Reflecting on COP26 in Glasgow, Professor Stephen Kotkin is pessimistic that it will achieve much, arguing the world’s current approach to managing climate change is broken and won’t deliver a carbon price or green the grid.

Speaking at FIS Digital 2021, he drew delegates’ attention to how the climate chaos and emergency is only getting worse: energy shortages in countries that have done most to green their economies and a refusal to invest in fossil fuels as energy demand rises, a lack of investment in a grid that can’t manage renewables at scale and Australia and China both expanding coal production despite commitments to net zero – to name a few.

Kotkin said that the more activists’ push, the more insurmountable the challenge of limiting global warming becomes. He also noted how investment in commodities that are vital for the transition like copper and aluminium has stalled on misplaced ESG sentiment.

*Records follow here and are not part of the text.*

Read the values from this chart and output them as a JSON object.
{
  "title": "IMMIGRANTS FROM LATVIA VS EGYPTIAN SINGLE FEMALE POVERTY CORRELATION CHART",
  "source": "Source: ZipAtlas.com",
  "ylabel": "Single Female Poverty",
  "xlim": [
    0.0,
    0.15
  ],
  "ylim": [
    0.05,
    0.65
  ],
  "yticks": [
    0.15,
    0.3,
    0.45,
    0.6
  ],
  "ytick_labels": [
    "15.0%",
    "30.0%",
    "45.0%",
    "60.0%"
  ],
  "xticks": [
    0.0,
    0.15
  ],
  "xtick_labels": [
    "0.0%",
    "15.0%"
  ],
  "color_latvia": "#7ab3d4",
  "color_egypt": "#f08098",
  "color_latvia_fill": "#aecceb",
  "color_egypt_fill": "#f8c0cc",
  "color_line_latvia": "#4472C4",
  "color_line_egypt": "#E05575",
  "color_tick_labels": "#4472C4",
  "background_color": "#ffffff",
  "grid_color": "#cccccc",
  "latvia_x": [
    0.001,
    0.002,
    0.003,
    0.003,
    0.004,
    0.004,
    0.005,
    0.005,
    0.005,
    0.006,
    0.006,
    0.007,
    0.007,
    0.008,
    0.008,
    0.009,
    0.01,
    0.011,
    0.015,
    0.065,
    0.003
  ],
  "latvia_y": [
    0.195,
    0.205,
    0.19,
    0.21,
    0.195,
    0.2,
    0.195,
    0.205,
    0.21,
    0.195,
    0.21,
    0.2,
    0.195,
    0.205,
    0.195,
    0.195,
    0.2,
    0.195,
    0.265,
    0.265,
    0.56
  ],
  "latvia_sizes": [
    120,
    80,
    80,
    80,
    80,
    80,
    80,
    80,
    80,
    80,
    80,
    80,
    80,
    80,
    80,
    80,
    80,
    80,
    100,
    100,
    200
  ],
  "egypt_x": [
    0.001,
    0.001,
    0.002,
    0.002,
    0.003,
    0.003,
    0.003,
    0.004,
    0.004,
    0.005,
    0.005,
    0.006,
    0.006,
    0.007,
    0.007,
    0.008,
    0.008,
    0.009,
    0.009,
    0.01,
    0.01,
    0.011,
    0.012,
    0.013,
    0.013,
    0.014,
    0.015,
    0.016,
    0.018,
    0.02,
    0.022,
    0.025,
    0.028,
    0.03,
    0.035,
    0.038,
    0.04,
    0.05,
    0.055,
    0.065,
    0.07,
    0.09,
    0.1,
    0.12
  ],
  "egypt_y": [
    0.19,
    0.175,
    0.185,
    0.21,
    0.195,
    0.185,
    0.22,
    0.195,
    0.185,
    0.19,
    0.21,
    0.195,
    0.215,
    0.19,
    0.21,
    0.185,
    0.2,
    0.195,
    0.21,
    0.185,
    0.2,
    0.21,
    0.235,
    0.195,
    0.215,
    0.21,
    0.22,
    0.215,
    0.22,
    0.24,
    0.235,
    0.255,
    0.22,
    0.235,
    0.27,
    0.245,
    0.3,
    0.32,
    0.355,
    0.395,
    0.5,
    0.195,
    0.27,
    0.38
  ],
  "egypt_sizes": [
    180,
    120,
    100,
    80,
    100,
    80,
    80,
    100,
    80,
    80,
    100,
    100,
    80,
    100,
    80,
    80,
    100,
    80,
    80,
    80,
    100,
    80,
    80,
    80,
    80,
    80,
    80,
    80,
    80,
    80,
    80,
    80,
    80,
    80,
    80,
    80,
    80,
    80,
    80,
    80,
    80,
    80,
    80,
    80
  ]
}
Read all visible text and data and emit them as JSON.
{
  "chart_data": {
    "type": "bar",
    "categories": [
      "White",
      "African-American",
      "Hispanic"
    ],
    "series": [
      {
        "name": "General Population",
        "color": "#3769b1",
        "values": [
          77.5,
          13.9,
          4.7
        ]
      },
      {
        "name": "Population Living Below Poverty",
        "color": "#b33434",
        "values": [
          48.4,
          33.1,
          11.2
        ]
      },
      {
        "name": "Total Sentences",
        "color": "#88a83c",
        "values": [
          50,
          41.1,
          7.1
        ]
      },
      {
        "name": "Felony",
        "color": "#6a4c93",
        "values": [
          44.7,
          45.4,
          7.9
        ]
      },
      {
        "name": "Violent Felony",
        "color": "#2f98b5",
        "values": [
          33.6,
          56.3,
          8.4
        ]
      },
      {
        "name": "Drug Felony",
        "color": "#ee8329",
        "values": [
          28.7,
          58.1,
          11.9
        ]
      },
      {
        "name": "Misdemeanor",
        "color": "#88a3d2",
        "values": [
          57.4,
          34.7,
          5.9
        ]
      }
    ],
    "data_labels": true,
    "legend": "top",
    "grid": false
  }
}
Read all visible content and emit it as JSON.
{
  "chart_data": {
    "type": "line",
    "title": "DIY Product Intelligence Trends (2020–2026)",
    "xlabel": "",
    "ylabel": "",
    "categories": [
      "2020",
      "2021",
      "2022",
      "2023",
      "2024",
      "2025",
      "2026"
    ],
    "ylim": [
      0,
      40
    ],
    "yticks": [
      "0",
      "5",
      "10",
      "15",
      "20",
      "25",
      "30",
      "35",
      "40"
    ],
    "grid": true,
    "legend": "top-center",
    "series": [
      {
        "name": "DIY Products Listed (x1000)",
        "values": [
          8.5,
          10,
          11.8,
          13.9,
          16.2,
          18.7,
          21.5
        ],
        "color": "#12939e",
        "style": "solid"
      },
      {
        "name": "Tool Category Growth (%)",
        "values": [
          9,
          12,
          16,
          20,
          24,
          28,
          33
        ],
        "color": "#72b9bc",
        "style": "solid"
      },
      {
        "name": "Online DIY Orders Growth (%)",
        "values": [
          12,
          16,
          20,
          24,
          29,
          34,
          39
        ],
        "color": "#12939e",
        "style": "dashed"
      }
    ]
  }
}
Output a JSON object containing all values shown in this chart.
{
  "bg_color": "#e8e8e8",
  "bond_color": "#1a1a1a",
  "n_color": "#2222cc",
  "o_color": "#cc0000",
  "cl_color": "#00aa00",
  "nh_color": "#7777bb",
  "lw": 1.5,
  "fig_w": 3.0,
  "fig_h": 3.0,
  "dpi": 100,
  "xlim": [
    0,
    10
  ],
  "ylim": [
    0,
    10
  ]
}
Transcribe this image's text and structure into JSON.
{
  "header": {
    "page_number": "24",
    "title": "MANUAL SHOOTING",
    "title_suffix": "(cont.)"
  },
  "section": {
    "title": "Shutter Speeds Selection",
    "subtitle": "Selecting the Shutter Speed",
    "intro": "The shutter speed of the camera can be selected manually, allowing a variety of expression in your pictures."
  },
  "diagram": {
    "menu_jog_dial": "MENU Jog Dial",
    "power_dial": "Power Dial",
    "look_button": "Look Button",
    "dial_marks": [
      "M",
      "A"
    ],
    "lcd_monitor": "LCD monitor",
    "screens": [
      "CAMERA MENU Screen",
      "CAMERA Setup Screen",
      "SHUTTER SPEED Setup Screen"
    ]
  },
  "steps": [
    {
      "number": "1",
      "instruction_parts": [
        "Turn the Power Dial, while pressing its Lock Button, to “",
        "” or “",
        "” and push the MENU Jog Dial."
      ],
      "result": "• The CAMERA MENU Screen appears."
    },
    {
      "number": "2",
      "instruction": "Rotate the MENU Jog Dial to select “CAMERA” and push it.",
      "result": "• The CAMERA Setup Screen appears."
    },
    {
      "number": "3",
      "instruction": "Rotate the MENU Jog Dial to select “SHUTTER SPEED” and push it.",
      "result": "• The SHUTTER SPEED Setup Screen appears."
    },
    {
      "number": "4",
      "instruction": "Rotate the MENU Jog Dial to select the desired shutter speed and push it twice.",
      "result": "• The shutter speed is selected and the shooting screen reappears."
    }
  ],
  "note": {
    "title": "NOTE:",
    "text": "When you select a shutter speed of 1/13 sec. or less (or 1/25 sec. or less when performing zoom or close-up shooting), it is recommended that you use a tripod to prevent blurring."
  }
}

“We need more copper to stop global warming,” he said.

Kotkin said pervasive greenwashing is a consequence of the lack of carbon price, or a pathway to invest in the Grid.

“Greenwashing requires looking in the mirror,” he told delegates.

He said COP26 was destined to produce unintended consequences and expressed an urgency to try something different. The one ray of hope from the conference is globally accepted sustainability accounting standards that will help push back on green washing.

China

Turning the conversation to China, Kotkin said the re-pricing of China-related risk is now underway. China risk comprises the demographic shortfall and the country’s need to transition to a consumer-driven economy to make a leap to a high-income country. Investors in China also face considerable ESG risk and are struggling to align allocations to China with their ESG goals.

“ESG makes investing in China more difficult,” he said. He also touted the possibility of US / China conflict.

Kotkin said China may overcome its demographic shortfall, step over the middle-income trap and sort its current battles between the Communist Party and the private sector. However, he said it was unknow if China would become a source of stability and growth, or a source of global instability.

He said the US was awakening from a long-held delusion that “China would become like the US politically as it grew economically.”

He said China needed to figure out what it needed to do to transition to the next phase of economic growth, and the US needed to figure out how to manage China’s rise without conflict. He said the role of countries like Australia, Japan and India would be vital in managing China; understanding China is part of the world, but also standing up to bullying.

Kotkin’s view is that China can’t be contained. Instead, policy makers have an essential role in stopping tension turning to conflict.

“People need to rise to the occasion to manage tension,” he said, citing the importance of engagement and showing China red lines but also finding common issues in a relationship balanced on deterrence, engagement and ultimately diplomacy.